Fairly straightforward because we have already created a field for hospitalized, let's aggregate that, and use Seaborn to plot it.
#Aggregate the count of hospitilizations
operator_hospitalizations = df.groupby(['Operator'], as_index=False).agg(hospitalized_count = ('Hospitalized', 'sum'))
#Sort values by hospitalizations descending
operator_hospitalizations = operator_hospitalizations.sort_values(by=['hospitalized_count'], ascending=False)
#Display
operator_hospitalizations
OUTPUT:

Then we will use matplotlib and seaborn to visualize the data.
#Add a visualization
import seaborn as sns
import matplotlib.pyplot as plt
operator_hospitalizations_chart = sns.barplot(
x= operator_hospitalizations['hospitalized_count'],
y = operator_hospitalizations['Operator']
)
operator_hospitalizations_chart.set_title('Hospitalizations Per Operator')
operator_hospitalizations_chart.set_xlabel('People Hospitalized')
plt.show()
OUTPUT:

And now for the final task
6. Compare the slip trip fall count (in incident event type) with different operators.
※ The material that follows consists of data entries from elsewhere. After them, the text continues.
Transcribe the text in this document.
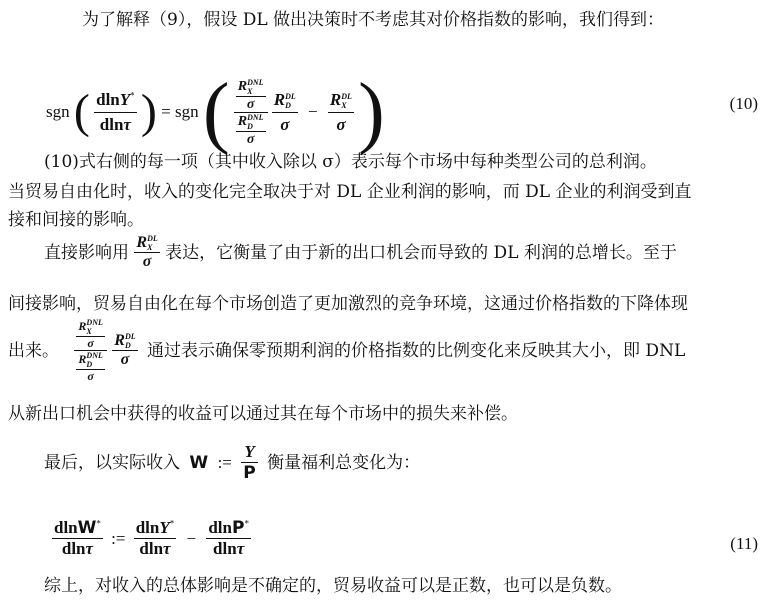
为了解释（9），假设 DL 做出决策时不考虑其对价格指数的影响，我们得到：
sgn ( $\frac{dlnY^*}{dln\tau}$ ) = sgn ( R DNL
X
σ
R DNL
D
σ
R DL
D
σ − R DL
X
σ )	(10)
(10)式右侧的每一项（其中收入除以 σ）表示每个市场中每种类型公司的总利润。
当贸易自由化时，收入的变化完全取决于对 DL 企业利润的影响，而 DL 企业的利润受到直
接和间接的影响。
直接影响用 R DL
X
σ 表达，它衡量了由于新的出口机会而导致的 DL 利润的总增长。至于
间接影响，贸易自由化在每个市场创造了更加激烈的竞争环境，这通过价格指数的下降体现
出来。 R DNL
X
σ
R DNL
D
σ
R DL
D
σ 通过表示确保零预期利润的价格指数的比例变化来反映其大小，即 DNL
从新出口机会中获得的收益可以通过其在每个市场中的损失来补偿。
最后，以实际收入 W := $\frac{Y}{P}$ 衡量福利总变化为：
$\frac{dlnW^*}{dln\tau}$ := $\frac{dlnY^*}{dln\tau} - \frac{dlnP^*}{dln\tau}$	(11)
综上，对收入的总体影响是不确定的，贸易收益可以是正数，也可以是负数。
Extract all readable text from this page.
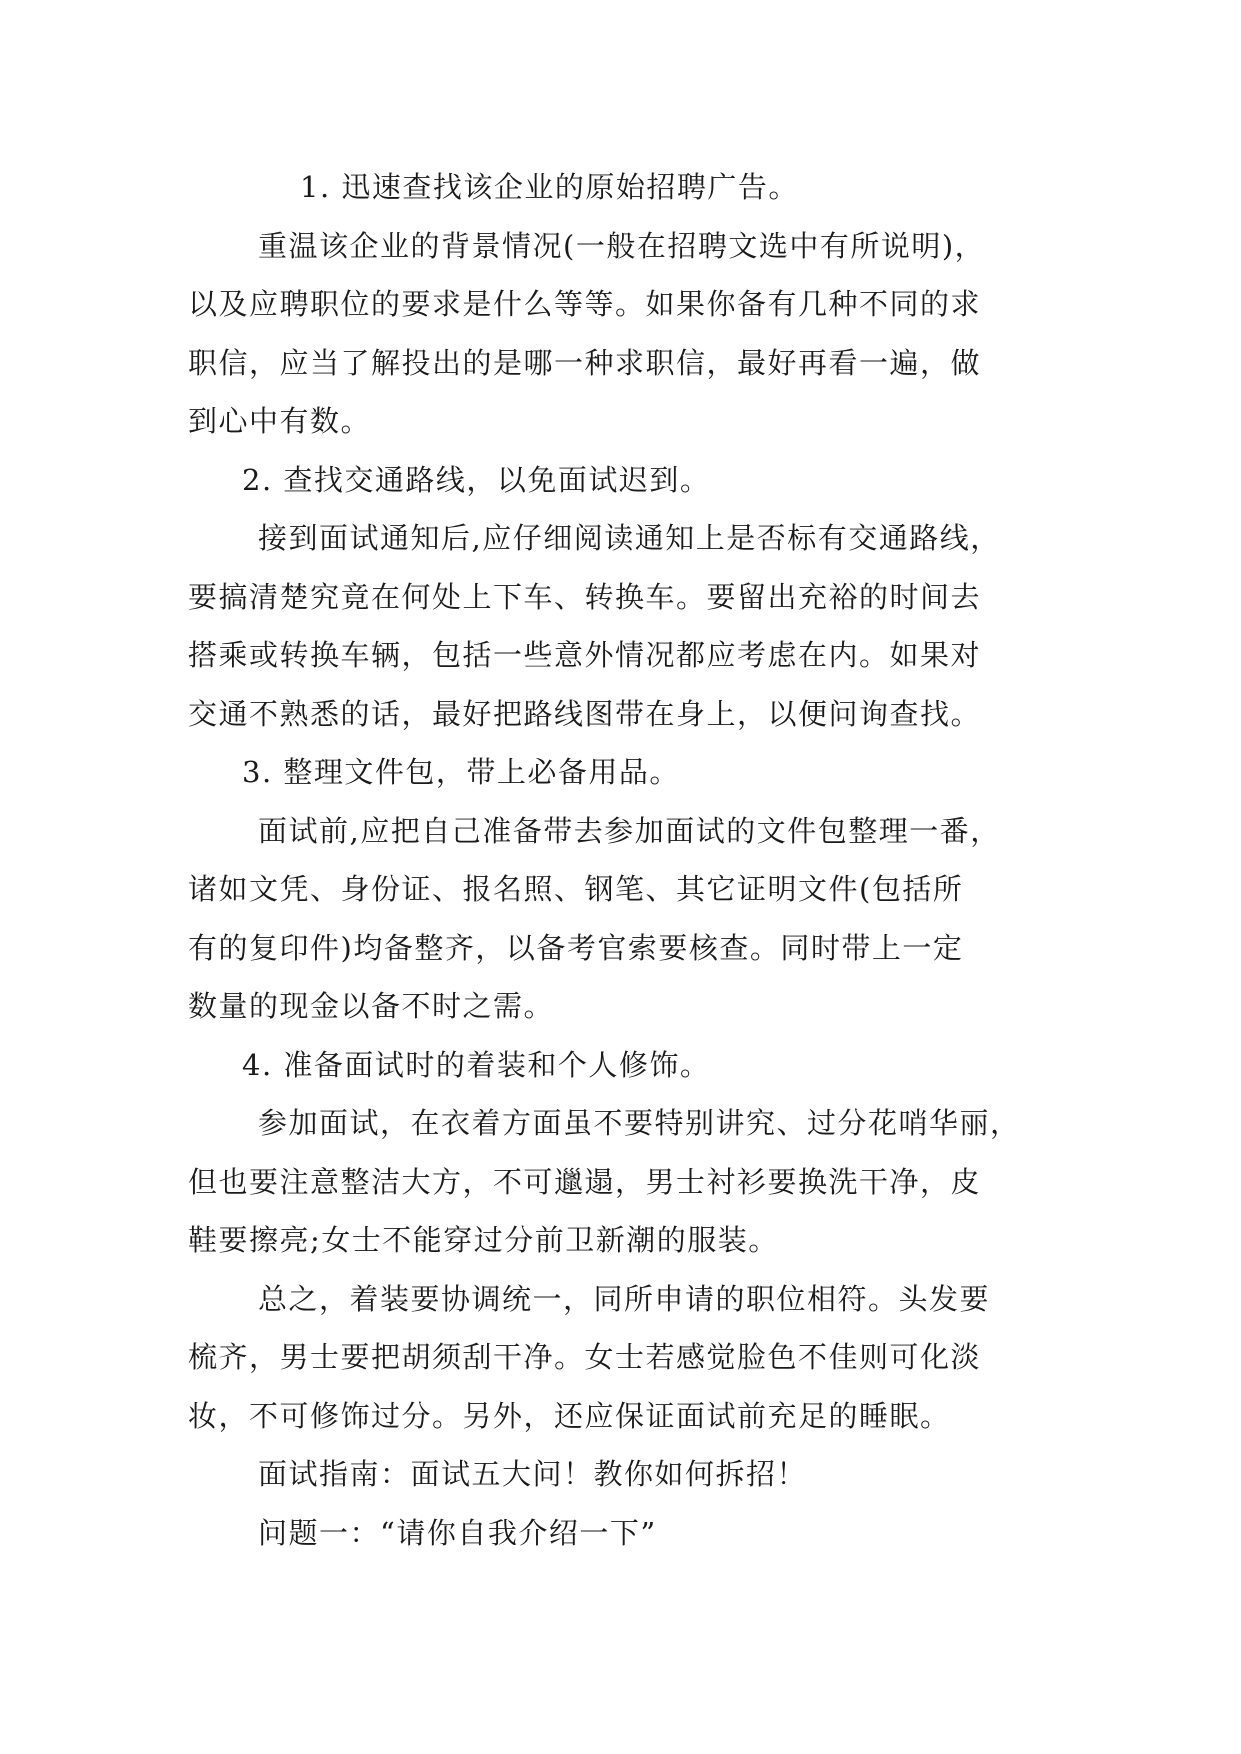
1. 迅速查找该企业的原始招聘广告。

重温该企业的背景情况(一般在招聘文选中有所说明)，
以及应聘职位的要求是什么等等。如果你备有几种不同的求
职信，应当了解投出的是哪一种求职信，最好再看一遍，做
到心中有数。

2. 查找交通路线，以免面试迟到。

接到面试通知后,应仔细阅读通知上是否标有交通路线，
要搞清楚究竟在何处上下车、转换车。要留出充裕的时间去
搭乘或转换车辆，包括一些意外情况都应考虑在内。如果对
交通不熟悉的话，最好把路线图带在身上，以便问询查找。

3. 整理文件包，带上必备用品。

面试前,应把自己准备带去参加面试的文件包整理一番，
诸如文凭、身份证、报名照、钢笔、其它证明文件(包括所
有的复印件)均备整齐，以备考官索要核查。同时带上一定
数量的现金以备不时之需。

4. 准备面试时的着装和个人修饰。

参加面试，在衣着方面虽不要特别讲究、过分花哨华丽，
但也要注意整洁大方，不可邋遢，男士衬衫要换洗干净，皮
鞋要擦亮;女士不能穿过分前卫新潮的服装。

总之，着装要协调统一，同所申请的职位相符。头发要
梳齐，男士要把胡须刮干净。女士若感觉脸色不佳则可化淡
妆，不可修饰过分。另外，还应保证面试前充足的睡眠。

面试指南：面试五大问！教你如何拆招！

问题一：“请你自我介绍一下”
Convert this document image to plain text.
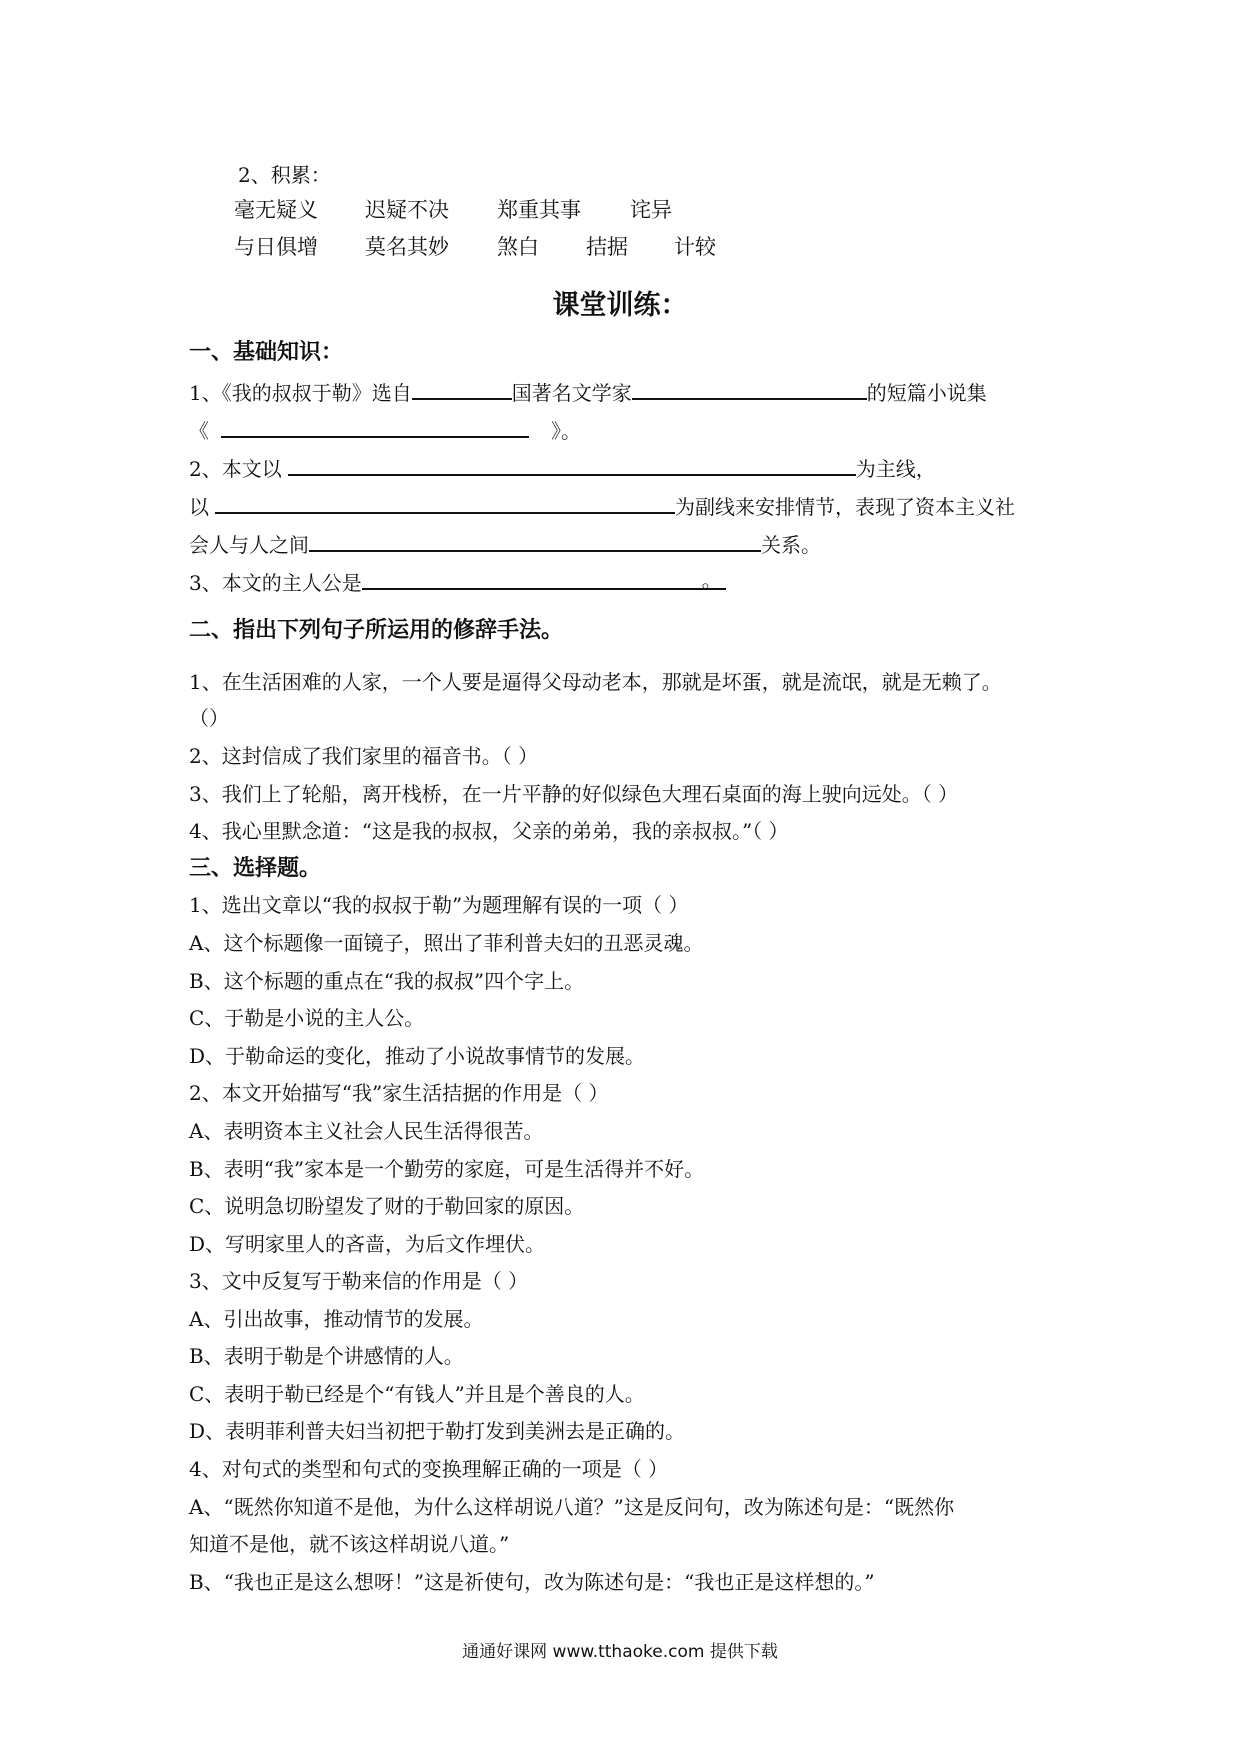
2、积累：
毫无疑义 迟疑不决 郑重其事 诧异
与日俱增 莫名其妙 煞白 拮据 计较
课堂训练：
一、基础知识：
1、《我的叔叔于勒》选自	国著名文学家	的短篇小说集
《	》。
2、本文以	为主线，
以	为副线来安排情节，表现了资本主义社
会人与人之间	关系。
3、本文的主人公是	。
二、指出下列句子所运用的修辞手法。
1、在生活困难的人家，一个人要是逼得父母动老本，那就是坏蛋，就是流氓，就是无赖了。
（）
2、这封信成了我们家里的福音书。（ ）
3、我们上了轮船，离开栈桥，在一片平静的好似绿色大理石桌面的海上驶向远处。（ ）
4、我心里默念道：“这是我的叔叔，父亲的弟弟，我的亲叔叔。”（ ）
三、选择题。
1、选出文章以“我的叔叔于勒”为题理解有误的一项（ ）
A、这个标题像一面镜子，照出了菲利普夫妇的丑恶灵魂。
B、这个标题的重点在“我的叔叔”四个字上。
C、于勒是小说的主人公。
D、于勒命运的变化，推动了小说故事情节的发展。
2、本文开始描写“我”家生活拮据的作用是（ ）
A、表明资本主义社会人民生活得很苦。
B、表明“我”家本是一个勤劳的家庭，可是生活得并不好。
C、说明急切盼望发了财的于勒回家的原因。
D、写明家里人的吝啬，为后文作埋伏。
3、文中反复写于勒来信的作用是（ ）
A、引出故事，推动情节的发展。
B、表明于勒是个讲感情的人。
C、表明于勒已经是个“有钱人”并且是个善良的人。
D、表明菲利普夫妇当初把于勒打发到美洲去是正确的。
4、对句式的类型和句式的变换理解正确的一项是（ ）
A、“既然你知道不是他，为什么这样胡说八道？”这是反问句，改为陈述句是：“既然你
知道不是他，就不该这样胡说八道。”
B、“我也正是这么想呀！”这是祈使句，改为陈述句是：“我也正是这样想的。”
通通好课网 www.tthaoke.com 提供下载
Order them by operators with most slip trip falls to least.
#search for Slip Trip Fall in 'Incident Event Type'
df['SlipTripFall'] = df['Incident Event Type'].str.contains('Slip Trip Fall')
#Confirm that the string is found (if so there will be two unique values,
operator_tripslipfall = df.groupby(['Operator'], as_index=False).agg(SlipTripFallCount = ('SlipTripFall', 'sum'))
operator_tripslipfall = operator_tripslipfall.sort_values(by=['SlipTripFallCount'], ascending=False)
operator_tripslipfall
OUTPUT:

Then we will make a visualization of the data using matplotlib and seaborn
import seaborn as sns
sns.barplot(
x= operator_tripslipfall['SlipTripFallCount'],
y = operator_tripslipfall['Operator']
)
#Add a visualization
import seaborn as sns
import matplotlib.pyplot as plt
operator_tripslipfall_chart = sns.barplot(
x= operator_tripslipfall['SlipTripFallCount'],
y = operator_tripslipfall['Operator']
)
operator_tripslipfall_chart.set_title('Slip/Trip/Fall Count Per Operator')
operator_tripslipfall_chart.set_xlabel('People who Slipped/Tripped/Fell')
plt.show()
###ANSWER THE QUESTION
print('The Operator with the most Slip/Trip/Fall incidents is:\n\n'
+ BOLD + operator_tripslipfall['Operator'].iloc[0] + END)

And that is the end of our Python Exploratory Data Analysis.